An example of the filter device 100 of the above liquid injection apparatus 1000 is shown in FIG. 13. Referring to the sectional view of FIG. 13, the filter device 100 includes filter receiving plates 100a-1 and 100a-2 made of synthetic resin provided at an outer side thereof to be spaced apart from each other in parallel to define a predetermined space therein, and both ends of the filter receiving plates 100a-1 and 100a-2 are converged and connected to the extension tube 104 so that the internal space communicates with the extension tube.

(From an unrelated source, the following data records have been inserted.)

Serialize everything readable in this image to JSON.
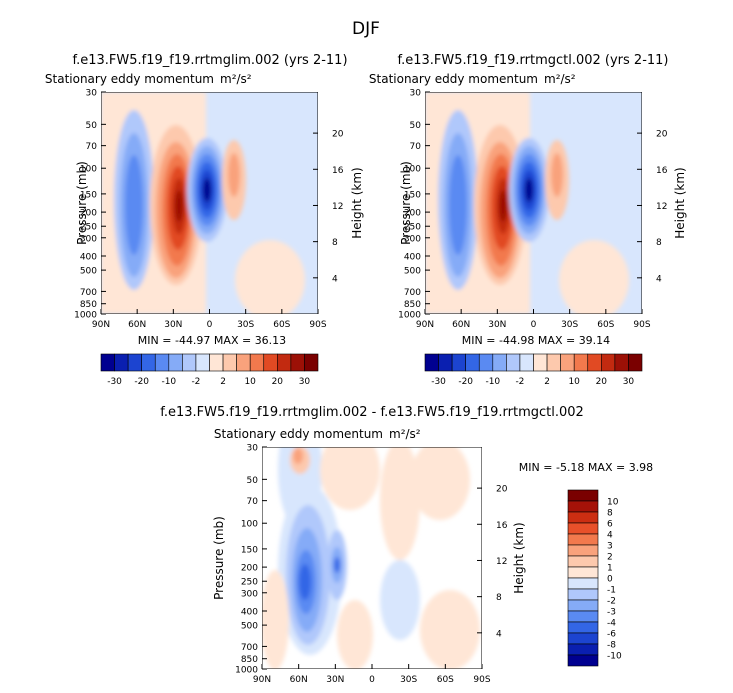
{
  "page_title": "DJF",
  "panels": [
    {
      "title": "f.e13.FW5.f19_f19.rrtmglim.002 (yrs 2-11)",
      "subtitle": "Stationary eddy momentum",
      "units": "m²/s²",
      "stats": "MIN = -44.97   MAX =  36.13"
    },
    {
      "title": "f.e13.FW5.f19_f19.rrtmgctl.002 (yrs 2-11)",
      "subtitle": "Stationary eddy momentum",
      "units": "m²/s²",
      "stats": "MIN = -44.98   MAX =  39.14"
    },
    {
      "title": "f.e13.FW5.f19_f19.rrtmglim.002 - f.e13.FW5.f19_f19.rrtmgctl.002",
      "subtitle": "Stationary eddy momentum",
      "units": "m²/s²",
      "stats": "MIN =  -5.18  MAX =   3.98"
    }
  ],
  "axes": {
    "ylabel_left": "Pressure (mb)",
    "ylabel_right": "Height (km)",
    "pressure_ticks": [
      "30",
      "50",
      "70",
      "100",
      "150",
      "200",
      "250",
      "300",
      "400",
      "500",
      "700",
      "850",
      "1000"
    ],
    "height_ticks": [
      "20",
      "16",
      "12",
      "8",
      "4"
    ],
    "lat_ticks": [
      "90N",
      "60N",
      "30N",
      "0",
      "30S",
      "60S",
      "90S"
    ]
  },
  "colorbar_full": {
    "labels": [
      "-30",
      "-20",
      "-10",
      "-2",
      "2",
      "10",
      "20",
      "30"
    ],
    "colors": [
      "#000090",
      "#0a1fb0",
      "#1c44d0",
      "#3366e6",
      "#5a8af2",
      "#85abf7",
      "#b0c8fb",
      "#d8e6fd",
      "#ffe6d6",
      "#fdc9ad",
      "#f9a27c",
      "#f2794d",
      "#e14a23",
      "#c22a10",
      "#9c1006",
      "#7a0000"
    ]
  },
  "colorbar_diff": {
    "labels": [
      "10",
      "8",
      "6",
      "4",
      "3",
      "2",
      "1",
      "0",
      "-1",
      "-2",
      "-3",
      "-4",
      "-6",
      "-8",
      "-10"
    ],
    "colors": [
      "#7a0000",
      "#a51208",
      "#cc2e12",
      "#e8502a",
      "#f2794d",
      "#f9a27c",
      "#fdc9ad",
      "#ffe6d6",
      "#d8e6fd",
      "#b0c8fb",
      "#85abf7",
      "#5a8af2",
      "#3366e6",
      "#1c44d0",
      "#0a1fb0",
      "#000090"
    ]
  },
  "chart_data": [
    {
      "type": "heatmap",
      "title": "f.e13.FW5.f19_f19.rrtmglim.002 (yrs 2-11)",
      "subtitle": "Stationary eddy momentum m²/s²",
      "xlabel": "",
      "ylabel": "Pressure (mb)",
      "ylabel_right": "Height (km)",
      "x_ticks": [
        "90N",
        "60N",
        "30N",
        "0",
        "30S",
        "60S",
        "90S"
      ],
      "y_ticks": [
        30,
        50,
        70,
        100,
        150,
        200,
        250,
        300,
        400,
        500,
        700,
        850,
        1000
      ],
      "y_scale": "log",
      "xlim": [
        90,
        -90
      ],
      "ylim": [
        1000,
        30
      ],
      "min": -44.97,
      "max": 36.13,
      "features": [
        {
          "lat": 55,
          "p": 180,
          "value": -20
        },
        {
          "lat": 23,
          "p": 220,
          "value": 33
        },
        {
          "lat": 3,
          "p": 140,
          "value": -44
        }
      ]
    },
    {
      "type": "heatmap",
      "title": "f.e13.FW5.f19_f19.rrtmgctl.002 (yrs 2-11)",
      "subtitle": "Stationary eddy momentum m²/s²",
      "xlabel": "",
      "ylabel": "Pressure (mb)",
      "ylabel_right": "Height (km)",
      "x_ticks": [
        "90N",
        "60N",
        "30N",
        "0",
        "30S",
        "60S",
        "90S"
      ],
      "y_ticks": [
        30,
        50,
        70,
        100,
        150,
        200,
        250,
        300,
        400,
        500,
        700,
        850,
        1000
      ],
      "y_scale": "log",
      "xlim": [
        90,
        -90
      ],
      "ylim": [
        1000,
        30
      ],
      "min": -44.98,
      "max": 39.14,
      "features": [
        {
          "lat": 55,
          "p": 180,
          "value": -20
        },
        {
          "lat": 23,
          "p": 220,
          "value": 36
        },
        {
          "lat": 3,
          "p": 140,
          "value": -44
        }
      ]
    },
    {
      "type": "heatmap",
      "title": "f.e13.FW5.f19_f19.rrtmglim.002 - f.e13.FW5.f19_f19.rrtmgctl.002",
      "subtitle": "Stationary eddy momentum m²/s²",
      "xlabel": "",
      "ylabel": "Pressure (mb)",
      "ylabel_right": "Height (km)",
      "x_ticks": [
        "90N",
        "60N",
        "30N",
        "0",
        "30S",
        "60S",
        "90S"
      ],
      "y_ticks": [
        30,
        50,
        70,
        100,
        150,
        200,
        250,
        300,
        400,
        500,
        700,
        850,
        1000
      ],
      "y_scale": "log",
      "xlim": [
        90,
        -90
      ],
      "ylim": [
        1000,
        30
      ],
      "min": -5.18,
      "max": 3.98,
      "features": [
        {
          "lat": 48,
          "p": 250,
          "value": -5
        },
        {
          "lat": 25,
          "p": 200,
          "value": -3
        },
        {
          "lat": 60,
          "p": 35,
          "value": 3
        },
        {
          "lat": 80,
          "p": 500,
          "value": 1
        }
      ]
    }
  ]
}
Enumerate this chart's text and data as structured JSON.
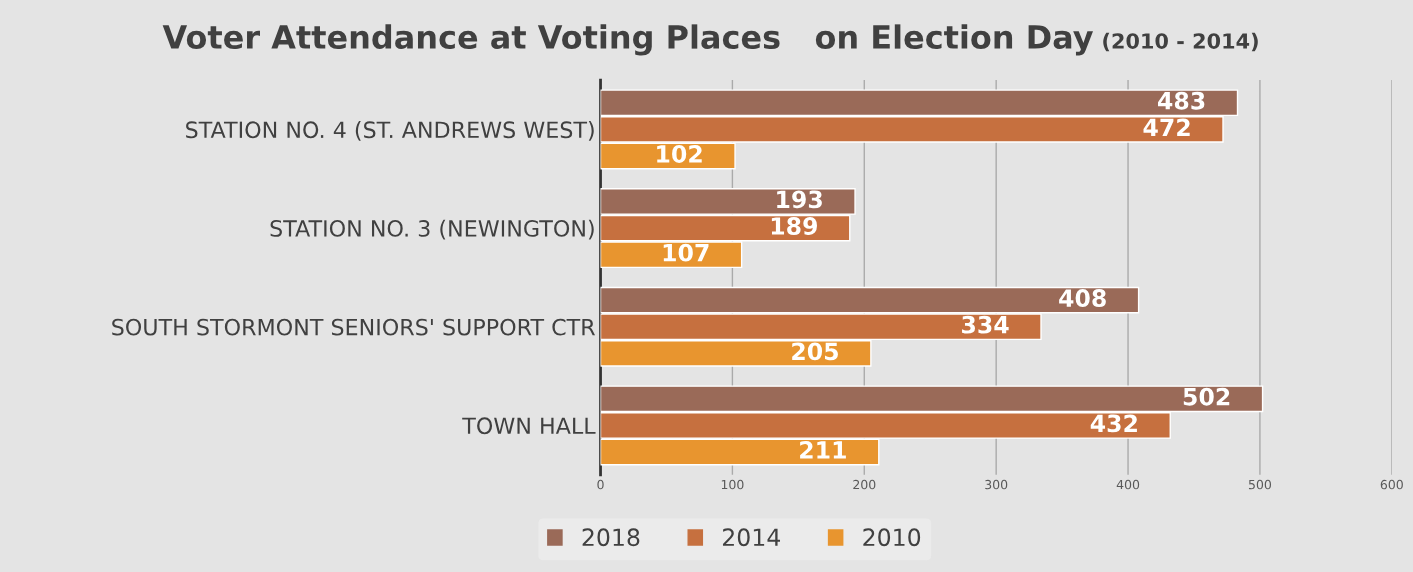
{
  "chart_data": {
    "type": "bar",
    "orientation": "horizontal",
    "title": "Voter Attendance at Voting Places   on Election Day",
    "subtitle": "(2010 - 2014)",
    "categories": [
      "STATION NO. 4 (ST. ANDREWS WEST)",
      "STATION NO. 3 (NEWINGTON)",
      "SOUTH STORMONT SENIORS' SUPPORT CTR",
      "TOWN HALL"
    ],
    "series": [
      {
        "name": "2018",
        "color": "#9a6a58",
        "values": [
          483,
          193,
          408,
          502
        ]
      },
      {
        "name": "2014",
        "color": "#c6703f",
        "values": [
          472,
          189,
          334,
          432
        ]
      },
      {
        "name": "2010",
        "color": "#e8952f",
        "values": [
          102,
          107,
          205,
          211
        ]
      }
    ],
    "xlim": [
      0,
      600
    ],
    "xticks": [
      0,
      100,
      200,
      300,
      400,
      500,
      600
    ],
    "grid": "x",
    "legend": "bottom",
    "data_labels": true
  }
}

Two thin sheet-type filters 100b-1 and 100b-2 in parallel with each other are housed in the internal space defined by both the filter receiving plates 100a-1 and 100a-2. The liquid permeable filter 100b-1 is provided at the side where an injectable liquid flows in, and the gas permeable filter 100b-2 is provided at the next, wherein the filters 100b-1 and 100b-2 are made of porous synthetic resin material with a predetermined mesh. In addition, in the filter receiving plate 100a-2 in which the gas permeable filter 100b-2 is provided, an air discharge hole 100a-2-1 is formed at a corresponding location.

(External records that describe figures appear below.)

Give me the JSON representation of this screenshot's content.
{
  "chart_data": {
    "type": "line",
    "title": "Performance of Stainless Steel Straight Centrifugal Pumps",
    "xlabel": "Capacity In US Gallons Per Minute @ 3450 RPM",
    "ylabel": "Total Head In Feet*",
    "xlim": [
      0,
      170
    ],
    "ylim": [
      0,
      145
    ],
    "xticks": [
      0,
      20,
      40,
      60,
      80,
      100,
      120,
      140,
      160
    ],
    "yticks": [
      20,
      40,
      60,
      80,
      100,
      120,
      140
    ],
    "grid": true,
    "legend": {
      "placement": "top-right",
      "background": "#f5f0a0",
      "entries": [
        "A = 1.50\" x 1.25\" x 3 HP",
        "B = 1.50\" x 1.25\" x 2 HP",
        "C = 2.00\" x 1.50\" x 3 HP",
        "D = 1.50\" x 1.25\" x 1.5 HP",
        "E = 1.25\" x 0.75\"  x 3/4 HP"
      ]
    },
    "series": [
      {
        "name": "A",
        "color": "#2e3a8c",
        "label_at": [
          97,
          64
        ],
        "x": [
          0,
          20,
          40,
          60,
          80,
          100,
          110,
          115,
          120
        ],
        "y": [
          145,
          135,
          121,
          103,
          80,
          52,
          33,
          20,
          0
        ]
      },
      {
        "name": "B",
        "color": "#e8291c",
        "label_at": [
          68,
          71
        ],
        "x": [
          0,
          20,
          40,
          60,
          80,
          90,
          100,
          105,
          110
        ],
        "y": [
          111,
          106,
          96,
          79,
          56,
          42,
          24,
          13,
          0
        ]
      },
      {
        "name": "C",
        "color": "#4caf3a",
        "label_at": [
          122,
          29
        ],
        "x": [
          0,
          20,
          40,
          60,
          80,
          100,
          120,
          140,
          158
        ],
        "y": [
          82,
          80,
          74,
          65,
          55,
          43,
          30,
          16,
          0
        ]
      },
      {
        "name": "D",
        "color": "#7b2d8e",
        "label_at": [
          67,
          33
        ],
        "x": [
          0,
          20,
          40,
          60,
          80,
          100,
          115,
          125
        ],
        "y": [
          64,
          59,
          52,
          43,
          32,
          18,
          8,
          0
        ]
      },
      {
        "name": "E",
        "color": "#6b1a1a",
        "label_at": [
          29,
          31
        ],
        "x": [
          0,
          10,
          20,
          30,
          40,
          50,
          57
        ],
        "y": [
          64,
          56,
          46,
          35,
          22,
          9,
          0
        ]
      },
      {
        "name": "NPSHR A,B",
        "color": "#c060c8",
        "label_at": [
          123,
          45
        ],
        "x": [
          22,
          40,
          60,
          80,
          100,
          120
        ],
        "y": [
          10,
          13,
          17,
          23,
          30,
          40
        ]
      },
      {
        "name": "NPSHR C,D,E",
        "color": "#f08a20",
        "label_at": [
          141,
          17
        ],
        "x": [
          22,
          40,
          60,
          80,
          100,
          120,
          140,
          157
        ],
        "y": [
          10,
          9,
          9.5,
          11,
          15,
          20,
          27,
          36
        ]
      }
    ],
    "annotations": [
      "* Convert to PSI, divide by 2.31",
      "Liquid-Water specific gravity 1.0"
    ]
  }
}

Therefore, in the conventional filter device 100 as shown in FIG. 13, if the injectable liquid supplied from the injectable liquid storing means 102 flows into the filter device 100, impurities such as glass fragments contained in the corresponding injectable liquid are filtered off while the injectable liquid passes through the liquid permeable filter 100b-1, and then, if the corresponding injectable liquid passes through the gas permeable filter 100b-2, the air is discharged to the outside through the air discharge hole 100a-2-1 after the injectable liquid passes through the gas permeable filter 100b-2. However, the conventional filter device has a problem in that a flow rate of the injectable liquid is lowered since two filters 100b-1 and 100b-2 blocks the flow path of the injectable liquid. In addition, the conventional filter device has a structural limit in that the air in the injectable liquid is not entirely discharged through the air discharge hole 100a-2-1 after passing through the gas permeable filter 100b-2, but partially flows into the extension tube 104. Moreover, the capillary tube installed in the distal end of the extension tube 104 should be sealably connected to the filter device 100, and at this time impurities of adhesive components flow into the filter device and/or the capillary tube.
In order to overcome the above problems, the present inventors have suggested new filter devices and a liquid injection apparatus having the same. These new devices are configured to effectively remove air or solid impurities such as glass fragments in the medicine. Examples of such new devices are disclosed in Korean Patent Application Nos. 10-2006-0033027 and 10-2007-0051334. These filter devices are excellent, but they can be improved further in common with other excellent technologies.
Particularly, in the technical field of the present invention, there are unceasing demands on the improvement of a filter device capable of effectively removing air and solid impurities such as glass fragments in a medicine and allowing sealable connection with a capillary in the extension tube without adhesive while minimizing a change in flow rate of the medicine.